7 waarschijnlijk is dit
Reitse Attema (ca. 1757-1820), notaris en grietenijsecretaris van
Weststellingwerf.
8 De eerst vermelde
burgemeester (themanummer Gens Nostra 60 (2005) is Jan Zomer (Zuidveen 1766 of
1767- Steenwijk 1839) burgemeester 1825-1839. Dit is dezelfde Jan Zomer die
vanaf 1811 al maire en burgemeester was, tevens notaris. Hij was gehuwd met
Neeltje Heggers (1774-1847).
9 Robert jhr. van Breugel (1791-1873), later baron Van Breugel Douglas. Zijn Herinneringen uit 1815 door eenen Frieschen vrijwilligen jager werden in 1866 uitgegeven door Suringar te Leeuwarden, voorzien van een portret van Van Breugel door Willem Barteld van der Kooi.
9 Robert jhr. van Breugel (1791-1873), later baron Van Breugel Douglas. Zijn Herinneringen uit 1815 door eenen Frieschen vrijwilligen jager werden in 1866 uitgegeven door Suringar te Leeuwarden, voorzien van een portret van Van Breugel door Willem Barteld van der Kooi.
10 Jan Bloemert Schuurman,
medicinae doctor (Giethoorn 1767-Steenwijk 1841), huwde Steenwijk 1803
Eliesabeth Tuttel (1776-1854). Haar vader was burgemeester van Steenwijk.
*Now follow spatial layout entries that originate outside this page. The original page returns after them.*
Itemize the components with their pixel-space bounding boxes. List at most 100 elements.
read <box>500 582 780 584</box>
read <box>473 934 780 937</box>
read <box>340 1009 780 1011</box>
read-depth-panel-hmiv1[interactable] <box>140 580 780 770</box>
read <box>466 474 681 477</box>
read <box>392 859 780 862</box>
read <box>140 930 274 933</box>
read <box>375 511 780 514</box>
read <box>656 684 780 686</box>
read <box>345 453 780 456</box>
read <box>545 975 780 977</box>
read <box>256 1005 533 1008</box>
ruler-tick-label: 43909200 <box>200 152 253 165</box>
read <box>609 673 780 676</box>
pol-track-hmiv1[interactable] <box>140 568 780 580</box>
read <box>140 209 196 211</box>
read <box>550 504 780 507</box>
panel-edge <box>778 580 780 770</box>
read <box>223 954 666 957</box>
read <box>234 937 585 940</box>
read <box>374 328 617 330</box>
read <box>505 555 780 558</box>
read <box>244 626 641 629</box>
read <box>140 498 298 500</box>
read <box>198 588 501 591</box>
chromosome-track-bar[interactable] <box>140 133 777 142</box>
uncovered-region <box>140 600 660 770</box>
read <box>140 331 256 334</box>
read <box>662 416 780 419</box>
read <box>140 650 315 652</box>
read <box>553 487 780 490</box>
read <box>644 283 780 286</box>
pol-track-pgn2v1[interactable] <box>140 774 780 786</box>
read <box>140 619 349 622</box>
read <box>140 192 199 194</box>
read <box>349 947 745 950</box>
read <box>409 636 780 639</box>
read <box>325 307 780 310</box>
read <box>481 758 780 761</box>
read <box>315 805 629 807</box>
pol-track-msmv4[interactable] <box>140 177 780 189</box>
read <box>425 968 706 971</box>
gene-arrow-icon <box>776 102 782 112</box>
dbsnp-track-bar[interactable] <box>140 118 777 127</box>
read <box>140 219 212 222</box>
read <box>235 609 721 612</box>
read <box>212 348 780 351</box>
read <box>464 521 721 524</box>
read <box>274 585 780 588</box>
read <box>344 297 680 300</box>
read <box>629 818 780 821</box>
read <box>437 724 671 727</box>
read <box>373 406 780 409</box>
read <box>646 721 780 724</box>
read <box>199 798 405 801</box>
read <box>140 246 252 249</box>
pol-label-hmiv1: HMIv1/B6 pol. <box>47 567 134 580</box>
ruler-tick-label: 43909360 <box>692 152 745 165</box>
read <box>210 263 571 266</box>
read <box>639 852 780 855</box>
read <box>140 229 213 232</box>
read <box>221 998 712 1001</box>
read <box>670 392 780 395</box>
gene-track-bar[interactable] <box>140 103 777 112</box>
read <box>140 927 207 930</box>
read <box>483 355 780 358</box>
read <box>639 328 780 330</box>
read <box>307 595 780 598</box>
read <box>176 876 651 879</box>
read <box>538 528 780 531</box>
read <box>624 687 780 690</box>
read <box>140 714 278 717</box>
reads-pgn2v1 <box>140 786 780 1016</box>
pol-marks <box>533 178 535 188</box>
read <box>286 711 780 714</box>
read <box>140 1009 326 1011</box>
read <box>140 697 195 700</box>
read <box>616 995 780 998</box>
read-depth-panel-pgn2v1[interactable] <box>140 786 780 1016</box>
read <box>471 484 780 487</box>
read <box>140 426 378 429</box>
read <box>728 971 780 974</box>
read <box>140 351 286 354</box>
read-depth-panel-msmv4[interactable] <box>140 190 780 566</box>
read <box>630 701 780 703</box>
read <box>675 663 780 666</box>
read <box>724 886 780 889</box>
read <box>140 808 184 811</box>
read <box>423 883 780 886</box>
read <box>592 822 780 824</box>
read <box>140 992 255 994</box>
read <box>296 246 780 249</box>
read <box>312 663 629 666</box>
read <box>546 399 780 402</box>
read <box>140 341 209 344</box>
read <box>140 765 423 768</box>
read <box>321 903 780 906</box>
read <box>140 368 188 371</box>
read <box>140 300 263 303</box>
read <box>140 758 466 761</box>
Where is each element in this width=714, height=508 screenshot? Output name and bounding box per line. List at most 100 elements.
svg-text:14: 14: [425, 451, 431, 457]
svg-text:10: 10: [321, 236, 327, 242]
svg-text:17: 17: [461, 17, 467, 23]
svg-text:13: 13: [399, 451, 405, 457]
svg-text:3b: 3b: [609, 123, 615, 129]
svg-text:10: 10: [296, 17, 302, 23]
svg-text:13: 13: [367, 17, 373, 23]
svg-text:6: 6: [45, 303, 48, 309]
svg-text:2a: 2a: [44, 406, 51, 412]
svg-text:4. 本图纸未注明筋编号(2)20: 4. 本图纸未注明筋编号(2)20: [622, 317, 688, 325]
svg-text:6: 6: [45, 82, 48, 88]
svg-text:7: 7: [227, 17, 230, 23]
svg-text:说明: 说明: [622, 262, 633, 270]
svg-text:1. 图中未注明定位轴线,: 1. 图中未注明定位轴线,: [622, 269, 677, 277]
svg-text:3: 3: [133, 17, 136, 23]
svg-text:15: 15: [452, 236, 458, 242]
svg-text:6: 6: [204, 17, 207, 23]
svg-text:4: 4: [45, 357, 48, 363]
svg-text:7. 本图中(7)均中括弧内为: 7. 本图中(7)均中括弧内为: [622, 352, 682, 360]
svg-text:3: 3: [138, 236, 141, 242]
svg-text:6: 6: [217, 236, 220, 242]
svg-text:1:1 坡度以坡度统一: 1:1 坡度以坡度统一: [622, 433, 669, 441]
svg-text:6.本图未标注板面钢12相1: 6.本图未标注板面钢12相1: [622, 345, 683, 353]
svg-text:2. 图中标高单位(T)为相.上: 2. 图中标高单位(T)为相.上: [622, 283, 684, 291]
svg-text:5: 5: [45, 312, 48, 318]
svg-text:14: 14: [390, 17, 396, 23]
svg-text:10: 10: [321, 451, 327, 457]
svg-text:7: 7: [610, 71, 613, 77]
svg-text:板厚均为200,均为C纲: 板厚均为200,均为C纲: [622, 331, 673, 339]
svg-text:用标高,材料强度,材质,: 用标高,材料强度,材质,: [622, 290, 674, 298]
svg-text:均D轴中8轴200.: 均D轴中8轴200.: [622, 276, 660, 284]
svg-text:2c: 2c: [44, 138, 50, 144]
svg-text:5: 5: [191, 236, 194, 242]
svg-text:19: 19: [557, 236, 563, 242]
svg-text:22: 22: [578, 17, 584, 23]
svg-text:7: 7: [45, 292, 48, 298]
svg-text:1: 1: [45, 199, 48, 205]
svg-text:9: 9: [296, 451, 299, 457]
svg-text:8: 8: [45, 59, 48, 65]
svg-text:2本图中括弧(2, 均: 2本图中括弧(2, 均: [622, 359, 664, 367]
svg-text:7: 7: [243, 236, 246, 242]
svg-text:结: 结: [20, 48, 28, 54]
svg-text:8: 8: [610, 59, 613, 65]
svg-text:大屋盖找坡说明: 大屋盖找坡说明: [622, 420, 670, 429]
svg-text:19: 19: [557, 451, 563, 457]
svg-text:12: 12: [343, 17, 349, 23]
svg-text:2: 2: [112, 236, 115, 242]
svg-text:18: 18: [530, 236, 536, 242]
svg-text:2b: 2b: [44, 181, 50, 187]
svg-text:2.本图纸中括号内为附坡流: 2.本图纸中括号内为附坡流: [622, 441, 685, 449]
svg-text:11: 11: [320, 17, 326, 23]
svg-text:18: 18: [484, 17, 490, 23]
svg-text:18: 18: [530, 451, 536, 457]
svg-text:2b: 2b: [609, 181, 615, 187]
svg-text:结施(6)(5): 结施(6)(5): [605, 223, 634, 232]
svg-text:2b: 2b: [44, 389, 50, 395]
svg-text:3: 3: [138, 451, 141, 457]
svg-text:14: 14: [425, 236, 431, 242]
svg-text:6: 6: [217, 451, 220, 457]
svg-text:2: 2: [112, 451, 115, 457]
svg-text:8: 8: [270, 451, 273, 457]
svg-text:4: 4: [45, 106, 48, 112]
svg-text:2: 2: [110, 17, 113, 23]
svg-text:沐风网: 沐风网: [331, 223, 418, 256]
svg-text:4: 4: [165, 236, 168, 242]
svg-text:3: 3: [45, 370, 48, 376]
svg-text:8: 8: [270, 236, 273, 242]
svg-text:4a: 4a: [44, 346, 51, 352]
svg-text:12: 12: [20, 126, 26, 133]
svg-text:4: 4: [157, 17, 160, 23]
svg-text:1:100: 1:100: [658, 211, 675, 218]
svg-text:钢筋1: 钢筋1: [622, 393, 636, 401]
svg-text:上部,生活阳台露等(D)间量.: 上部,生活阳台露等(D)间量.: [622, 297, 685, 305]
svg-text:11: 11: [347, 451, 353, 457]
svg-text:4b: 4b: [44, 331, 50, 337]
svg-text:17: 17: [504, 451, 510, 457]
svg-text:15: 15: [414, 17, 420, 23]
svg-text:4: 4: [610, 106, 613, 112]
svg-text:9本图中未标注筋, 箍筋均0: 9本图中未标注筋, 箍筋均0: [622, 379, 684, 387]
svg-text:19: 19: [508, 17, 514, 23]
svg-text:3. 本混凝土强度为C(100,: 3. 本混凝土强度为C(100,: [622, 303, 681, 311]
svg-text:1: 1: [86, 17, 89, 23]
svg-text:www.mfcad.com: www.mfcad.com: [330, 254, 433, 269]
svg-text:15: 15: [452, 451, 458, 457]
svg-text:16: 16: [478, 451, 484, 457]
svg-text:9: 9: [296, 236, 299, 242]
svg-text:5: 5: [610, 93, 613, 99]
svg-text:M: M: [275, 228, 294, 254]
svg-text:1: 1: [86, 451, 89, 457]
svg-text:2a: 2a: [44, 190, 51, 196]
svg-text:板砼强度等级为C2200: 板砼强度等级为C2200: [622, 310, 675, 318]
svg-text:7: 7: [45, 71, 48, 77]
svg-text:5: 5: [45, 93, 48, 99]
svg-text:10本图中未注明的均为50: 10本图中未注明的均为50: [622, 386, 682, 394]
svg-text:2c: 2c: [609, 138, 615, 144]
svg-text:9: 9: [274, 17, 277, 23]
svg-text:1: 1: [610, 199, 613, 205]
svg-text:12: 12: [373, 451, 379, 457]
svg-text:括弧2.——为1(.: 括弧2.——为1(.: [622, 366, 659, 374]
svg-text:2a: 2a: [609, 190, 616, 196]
11 Lambert Oortwijn, president
van de arrondissementsrechtbank te Assen, had drie dochters. Waarschijnlijk
zijn dit de jongste twee, Barendina Albarta (Meppel 1789-Assen 1867), ongehuwd,
en Cornelia Henderica (Meppel 1794-Assen 1866). Hun oudste zuster Wilhelmina
Hendrica (Meppel 1785-Assen 1844), ongehuwd, was in 1815 al 30 jaar.